CA Governor Plans to Confront Wildfire Threat

Jan. 9, 2019
Gov. Gavin Newsom announced a plan to confront California’s growing wildfire threat, pledging money for forest health and emergency response.

Gov. Gavin Newsom announced a plan Tuesday to confront California’s growing wildfire threat, pledging more money to improve forest health and emergency response. And it starts with an unexpected plea to President Trump for collaboration.

The initiative comes on day two of Newsom’s tenure in the governor’s mansion. While the details are still being fleshed out, his move signals a commitment to addressing the deadly fires that have battered the state in recent years and are likely to only worsen with climate change.

“It’s clear to me a lot more has to be done,” Newsom said during a visit to the Sierra foothills town of Colfax (Placer County), where he toured an area prone to fire before staging a news conference in front of a fire truck. “We are stepping up our game. I hear you, I get it. We need to do more. These last two years have been devastating.”

Most of the plans announced Tuesday expand existing state programs, with $305 million of new funding proposed in the upcoming state budget. The measures range from thinning trees and igniting prescribed burns in forests to adding new fire helicopters and upgrading emergency alert systems, which have fallen short in some blazes over the past few years.

But several of the proposals have the hallmarks of Newsom’s brand of progressive politics. They include mapping fire hazards for the poor, increasing mental health services for first responders, and embracing the latest high-tech tools on the fire lines, such as wildland cameras that keep a lookout for flames.

The new governor also appears to be petitioning the president for a truce in California’s rocky relationship with the White House, at least on fire policy. While state leaders and the Trump administration agree on the need to act on the fire threat, the president has downplayed the role of global warming and urged an increase in logging. On the other hand, the state has championed greater climate action and the more surgical removal of wildland fuels.

Newsom sent a letter Tuesday to Trump, co-signed by Oregon Gov. Kate Brown and Washington Gov. Jay Inslee, both Democrats, asking for “increased cooperation” with the federal government and more dollars for forest management.

At the news conference, the governor chided Trump for cutting the budget of the U.S. Forest Service but was quick to praise him for sending aid after recent wildfires. Newsom even defended Trump for his widely mocked comments about the need to rake forests to reduce the fire threat.

“I think what he was talking about was defensible spaces,” Newsom said, referring to the strategy of creating fuel breaks in overgrown areas.”

Newsom also said Tuesday he would back efforts to modernize California’s 911 system with a new statewide fee. A similar push last year, which called for surcharges on cell phone and land-line bills, failed to muster the two-thirds support it would need to pass in the Legislature.
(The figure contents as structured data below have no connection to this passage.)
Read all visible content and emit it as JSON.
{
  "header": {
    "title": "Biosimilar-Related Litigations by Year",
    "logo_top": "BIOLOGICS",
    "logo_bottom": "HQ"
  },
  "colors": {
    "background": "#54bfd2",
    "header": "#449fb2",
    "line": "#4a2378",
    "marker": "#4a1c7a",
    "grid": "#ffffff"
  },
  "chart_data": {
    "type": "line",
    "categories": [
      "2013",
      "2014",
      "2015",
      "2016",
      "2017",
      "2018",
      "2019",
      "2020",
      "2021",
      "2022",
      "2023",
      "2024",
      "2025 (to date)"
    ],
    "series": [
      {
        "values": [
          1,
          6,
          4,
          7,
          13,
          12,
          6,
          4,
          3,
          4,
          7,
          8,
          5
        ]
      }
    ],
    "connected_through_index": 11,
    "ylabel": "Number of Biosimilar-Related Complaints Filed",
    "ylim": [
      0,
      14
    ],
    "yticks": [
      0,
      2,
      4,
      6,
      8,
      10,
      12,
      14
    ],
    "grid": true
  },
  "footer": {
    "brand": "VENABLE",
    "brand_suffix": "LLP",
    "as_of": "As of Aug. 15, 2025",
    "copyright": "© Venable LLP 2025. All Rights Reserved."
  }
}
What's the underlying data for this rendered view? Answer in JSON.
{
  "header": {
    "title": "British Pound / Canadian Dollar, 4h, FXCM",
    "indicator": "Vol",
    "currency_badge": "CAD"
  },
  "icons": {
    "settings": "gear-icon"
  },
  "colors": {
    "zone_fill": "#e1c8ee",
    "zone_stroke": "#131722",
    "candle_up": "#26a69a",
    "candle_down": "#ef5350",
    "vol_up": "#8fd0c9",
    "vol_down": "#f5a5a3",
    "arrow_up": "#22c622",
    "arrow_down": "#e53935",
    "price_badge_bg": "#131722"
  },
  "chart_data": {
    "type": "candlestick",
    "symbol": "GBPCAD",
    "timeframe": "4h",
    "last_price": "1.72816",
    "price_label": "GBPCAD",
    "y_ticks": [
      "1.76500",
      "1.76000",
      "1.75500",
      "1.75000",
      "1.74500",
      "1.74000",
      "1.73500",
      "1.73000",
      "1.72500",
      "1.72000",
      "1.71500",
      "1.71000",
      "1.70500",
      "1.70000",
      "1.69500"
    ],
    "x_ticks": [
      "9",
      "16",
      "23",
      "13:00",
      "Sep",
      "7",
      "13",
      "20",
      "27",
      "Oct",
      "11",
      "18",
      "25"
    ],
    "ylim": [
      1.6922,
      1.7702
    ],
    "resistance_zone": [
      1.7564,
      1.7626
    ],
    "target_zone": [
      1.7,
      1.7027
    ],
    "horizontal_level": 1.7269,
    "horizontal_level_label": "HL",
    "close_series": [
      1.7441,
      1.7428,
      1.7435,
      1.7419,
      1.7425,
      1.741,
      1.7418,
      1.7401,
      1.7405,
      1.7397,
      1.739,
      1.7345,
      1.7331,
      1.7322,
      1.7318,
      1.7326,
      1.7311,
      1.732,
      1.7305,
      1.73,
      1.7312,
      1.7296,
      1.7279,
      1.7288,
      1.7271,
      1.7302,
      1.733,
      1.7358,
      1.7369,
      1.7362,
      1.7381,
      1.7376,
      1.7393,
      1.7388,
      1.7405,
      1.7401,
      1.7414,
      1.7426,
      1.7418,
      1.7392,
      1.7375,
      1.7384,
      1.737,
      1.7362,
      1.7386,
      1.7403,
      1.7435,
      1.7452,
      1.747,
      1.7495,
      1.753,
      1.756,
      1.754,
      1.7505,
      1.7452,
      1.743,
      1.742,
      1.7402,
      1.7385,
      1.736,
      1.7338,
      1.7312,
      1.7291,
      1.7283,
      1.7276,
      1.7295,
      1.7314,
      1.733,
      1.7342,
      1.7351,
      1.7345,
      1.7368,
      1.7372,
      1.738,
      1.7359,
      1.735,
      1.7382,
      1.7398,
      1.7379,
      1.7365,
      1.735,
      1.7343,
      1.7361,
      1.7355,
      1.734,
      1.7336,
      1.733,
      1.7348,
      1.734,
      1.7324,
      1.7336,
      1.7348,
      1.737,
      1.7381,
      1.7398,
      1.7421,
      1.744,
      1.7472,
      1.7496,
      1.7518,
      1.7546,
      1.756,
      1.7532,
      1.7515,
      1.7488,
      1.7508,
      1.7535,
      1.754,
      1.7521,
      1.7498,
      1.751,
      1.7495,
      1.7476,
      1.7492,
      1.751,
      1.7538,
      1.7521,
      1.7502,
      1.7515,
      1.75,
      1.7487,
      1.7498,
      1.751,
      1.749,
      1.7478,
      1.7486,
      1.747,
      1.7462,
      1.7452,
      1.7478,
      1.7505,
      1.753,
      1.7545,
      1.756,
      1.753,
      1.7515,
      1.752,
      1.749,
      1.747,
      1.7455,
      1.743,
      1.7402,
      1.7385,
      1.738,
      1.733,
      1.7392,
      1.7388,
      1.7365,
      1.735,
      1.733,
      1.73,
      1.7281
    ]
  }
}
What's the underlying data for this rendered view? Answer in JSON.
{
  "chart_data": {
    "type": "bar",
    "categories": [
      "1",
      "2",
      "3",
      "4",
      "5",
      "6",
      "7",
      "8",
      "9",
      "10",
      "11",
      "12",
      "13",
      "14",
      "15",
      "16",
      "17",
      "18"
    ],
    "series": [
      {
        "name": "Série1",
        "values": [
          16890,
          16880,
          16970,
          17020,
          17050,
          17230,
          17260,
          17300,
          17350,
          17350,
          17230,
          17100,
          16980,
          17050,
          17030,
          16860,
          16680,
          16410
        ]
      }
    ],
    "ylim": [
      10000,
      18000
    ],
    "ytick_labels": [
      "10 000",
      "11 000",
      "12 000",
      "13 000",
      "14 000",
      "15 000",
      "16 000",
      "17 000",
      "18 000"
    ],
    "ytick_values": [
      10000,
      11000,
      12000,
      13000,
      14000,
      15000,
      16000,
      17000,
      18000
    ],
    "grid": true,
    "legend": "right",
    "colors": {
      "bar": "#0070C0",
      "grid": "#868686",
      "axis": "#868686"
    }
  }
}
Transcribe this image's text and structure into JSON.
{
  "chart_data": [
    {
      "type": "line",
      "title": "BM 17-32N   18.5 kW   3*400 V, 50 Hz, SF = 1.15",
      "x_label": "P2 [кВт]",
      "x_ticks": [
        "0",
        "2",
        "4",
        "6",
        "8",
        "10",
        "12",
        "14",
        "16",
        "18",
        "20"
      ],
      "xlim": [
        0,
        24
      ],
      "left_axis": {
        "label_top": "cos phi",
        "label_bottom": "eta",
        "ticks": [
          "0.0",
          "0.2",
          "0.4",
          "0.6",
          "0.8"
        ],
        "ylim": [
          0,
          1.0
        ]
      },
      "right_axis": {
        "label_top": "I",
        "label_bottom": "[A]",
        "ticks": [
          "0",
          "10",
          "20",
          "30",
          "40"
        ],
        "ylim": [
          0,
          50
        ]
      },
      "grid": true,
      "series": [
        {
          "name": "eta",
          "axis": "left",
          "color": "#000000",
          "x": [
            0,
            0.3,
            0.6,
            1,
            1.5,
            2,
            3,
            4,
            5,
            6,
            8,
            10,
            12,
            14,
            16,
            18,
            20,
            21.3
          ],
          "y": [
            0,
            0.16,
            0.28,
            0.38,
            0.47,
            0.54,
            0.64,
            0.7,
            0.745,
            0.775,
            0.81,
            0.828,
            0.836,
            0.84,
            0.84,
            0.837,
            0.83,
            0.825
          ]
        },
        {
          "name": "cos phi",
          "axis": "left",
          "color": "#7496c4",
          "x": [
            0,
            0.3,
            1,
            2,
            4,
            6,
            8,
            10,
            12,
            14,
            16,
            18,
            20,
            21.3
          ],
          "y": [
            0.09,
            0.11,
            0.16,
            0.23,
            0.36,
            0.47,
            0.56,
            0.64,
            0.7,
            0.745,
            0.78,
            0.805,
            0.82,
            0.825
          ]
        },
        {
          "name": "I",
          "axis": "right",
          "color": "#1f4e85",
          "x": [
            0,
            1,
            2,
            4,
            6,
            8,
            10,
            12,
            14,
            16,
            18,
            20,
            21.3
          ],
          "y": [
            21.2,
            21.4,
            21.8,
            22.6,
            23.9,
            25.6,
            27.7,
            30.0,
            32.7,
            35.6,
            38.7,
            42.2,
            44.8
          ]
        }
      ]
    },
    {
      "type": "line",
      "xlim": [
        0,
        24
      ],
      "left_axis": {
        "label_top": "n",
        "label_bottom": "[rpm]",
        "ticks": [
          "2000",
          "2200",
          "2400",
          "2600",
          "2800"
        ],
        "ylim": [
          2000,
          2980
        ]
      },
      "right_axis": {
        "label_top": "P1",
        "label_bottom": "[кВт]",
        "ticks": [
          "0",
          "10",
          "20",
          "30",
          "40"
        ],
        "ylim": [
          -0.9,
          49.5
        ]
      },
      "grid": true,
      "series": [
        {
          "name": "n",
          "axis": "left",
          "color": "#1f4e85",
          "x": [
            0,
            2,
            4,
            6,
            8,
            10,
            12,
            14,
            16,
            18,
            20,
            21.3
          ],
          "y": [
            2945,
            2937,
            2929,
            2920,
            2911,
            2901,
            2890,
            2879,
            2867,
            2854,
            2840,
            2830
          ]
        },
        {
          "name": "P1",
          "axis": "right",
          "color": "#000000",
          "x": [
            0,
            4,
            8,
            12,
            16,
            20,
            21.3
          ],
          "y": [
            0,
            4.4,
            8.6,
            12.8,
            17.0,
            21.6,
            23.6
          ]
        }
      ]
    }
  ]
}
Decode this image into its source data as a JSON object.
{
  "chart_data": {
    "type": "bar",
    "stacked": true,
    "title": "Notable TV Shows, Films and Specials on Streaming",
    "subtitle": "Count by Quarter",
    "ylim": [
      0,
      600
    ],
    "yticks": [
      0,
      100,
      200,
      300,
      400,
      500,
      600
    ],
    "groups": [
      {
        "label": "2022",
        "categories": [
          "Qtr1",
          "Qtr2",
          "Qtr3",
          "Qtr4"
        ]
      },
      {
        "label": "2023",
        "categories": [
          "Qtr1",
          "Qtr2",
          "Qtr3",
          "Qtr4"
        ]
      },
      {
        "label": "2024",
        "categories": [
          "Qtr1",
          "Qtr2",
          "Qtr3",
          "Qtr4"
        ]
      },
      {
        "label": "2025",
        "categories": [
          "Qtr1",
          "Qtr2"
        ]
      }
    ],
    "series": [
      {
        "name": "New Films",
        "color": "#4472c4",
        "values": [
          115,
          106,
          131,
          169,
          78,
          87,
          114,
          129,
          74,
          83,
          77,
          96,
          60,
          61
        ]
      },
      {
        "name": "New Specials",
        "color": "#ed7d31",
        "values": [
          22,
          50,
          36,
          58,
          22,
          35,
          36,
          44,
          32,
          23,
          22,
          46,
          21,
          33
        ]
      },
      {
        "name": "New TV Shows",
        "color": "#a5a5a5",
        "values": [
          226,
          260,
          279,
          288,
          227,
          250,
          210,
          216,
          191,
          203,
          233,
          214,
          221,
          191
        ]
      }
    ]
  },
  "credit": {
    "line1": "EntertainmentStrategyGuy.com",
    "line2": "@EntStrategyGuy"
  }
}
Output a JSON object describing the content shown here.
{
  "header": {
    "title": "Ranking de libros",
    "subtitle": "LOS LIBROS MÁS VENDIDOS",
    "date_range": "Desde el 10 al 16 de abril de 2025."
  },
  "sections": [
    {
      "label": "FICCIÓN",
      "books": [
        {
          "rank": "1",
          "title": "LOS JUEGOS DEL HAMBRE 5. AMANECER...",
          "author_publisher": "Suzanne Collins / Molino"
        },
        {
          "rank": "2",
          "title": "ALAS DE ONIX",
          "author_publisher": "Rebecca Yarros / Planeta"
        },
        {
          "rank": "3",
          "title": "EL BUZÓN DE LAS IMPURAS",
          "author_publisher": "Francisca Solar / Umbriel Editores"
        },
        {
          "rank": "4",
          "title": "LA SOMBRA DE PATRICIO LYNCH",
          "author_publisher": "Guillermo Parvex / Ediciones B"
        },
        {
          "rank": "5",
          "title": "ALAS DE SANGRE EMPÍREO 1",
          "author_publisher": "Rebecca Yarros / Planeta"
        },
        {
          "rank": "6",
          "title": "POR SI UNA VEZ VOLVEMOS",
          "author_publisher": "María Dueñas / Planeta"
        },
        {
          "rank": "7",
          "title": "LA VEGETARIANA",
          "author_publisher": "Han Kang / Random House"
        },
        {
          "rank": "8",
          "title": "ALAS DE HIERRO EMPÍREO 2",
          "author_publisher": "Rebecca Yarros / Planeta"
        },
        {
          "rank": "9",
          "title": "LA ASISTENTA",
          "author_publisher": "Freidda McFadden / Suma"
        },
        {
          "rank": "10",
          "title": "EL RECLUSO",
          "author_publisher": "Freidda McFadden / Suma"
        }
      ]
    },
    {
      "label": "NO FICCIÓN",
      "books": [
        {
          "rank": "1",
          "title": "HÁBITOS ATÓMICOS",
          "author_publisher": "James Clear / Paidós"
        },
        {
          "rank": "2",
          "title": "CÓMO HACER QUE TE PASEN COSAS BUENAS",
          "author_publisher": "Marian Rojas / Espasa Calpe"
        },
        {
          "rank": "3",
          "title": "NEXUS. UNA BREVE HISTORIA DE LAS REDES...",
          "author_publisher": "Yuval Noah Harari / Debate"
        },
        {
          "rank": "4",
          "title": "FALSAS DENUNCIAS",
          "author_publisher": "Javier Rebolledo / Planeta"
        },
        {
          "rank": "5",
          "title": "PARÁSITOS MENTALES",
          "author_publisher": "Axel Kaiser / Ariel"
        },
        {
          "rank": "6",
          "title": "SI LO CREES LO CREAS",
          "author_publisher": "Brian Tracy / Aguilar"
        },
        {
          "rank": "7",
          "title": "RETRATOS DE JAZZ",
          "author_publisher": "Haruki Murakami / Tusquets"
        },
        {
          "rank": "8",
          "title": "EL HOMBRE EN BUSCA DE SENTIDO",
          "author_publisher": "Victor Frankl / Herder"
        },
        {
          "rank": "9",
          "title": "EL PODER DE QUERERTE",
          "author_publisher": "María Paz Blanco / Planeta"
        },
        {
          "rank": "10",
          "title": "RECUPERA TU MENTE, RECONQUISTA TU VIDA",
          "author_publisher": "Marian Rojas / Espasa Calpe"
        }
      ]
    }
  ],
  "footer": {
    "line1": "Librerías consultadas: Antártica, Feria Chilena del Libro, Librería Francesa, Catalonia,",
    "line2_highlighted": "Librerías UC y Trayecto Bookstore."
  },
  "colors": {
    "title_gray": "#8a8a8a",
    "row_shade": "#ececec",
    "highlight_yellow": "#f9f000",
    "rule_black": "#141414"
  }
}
The governor said he hopes to win approval for the fees by 2020. In the meantime, he plans to steer some money from the state budget to update older equipment that now makes up much of the system.

Newsom’s $305 million of proposed fire spending in the upcoming budget calls for $214 million for reducing forest fuels, $64 million for more firefighting personnel and equipment, and $25 million to help local governments handle emergencies.

The governor also signed two executive orders Tuesday. The first directs agencies to consider the fire risks of low-income, elderly and “socially isolated” state residents. The second changes the way state agencies contract with private companies, with the goal of boosting collaboration on mapping risks and incorporating technology.

In addition, the governor announced this week that he’s appointing acting Cal Fire director Thom Porter to become permanent director of the agency, and that Jared Blumenfeld, a former regional administrator at the federal Environmental Protection Agency, will be secretary of the California Environmental Protection Agency.

Last year was one of California’s fiercest and most costly wildfire years. More than 1.6 million acres burned as the state recorded both its largest blaze in modern history, the Mendocino Complex Fire, and its most destructive, the Camp Fire in Butte County, which claimed 86 lives and nearly 14,000 homes. Fire experts blame the rising toll on a number of factors, including poor forest management, mass development of the state’s wildlands and a hotter, drier climate.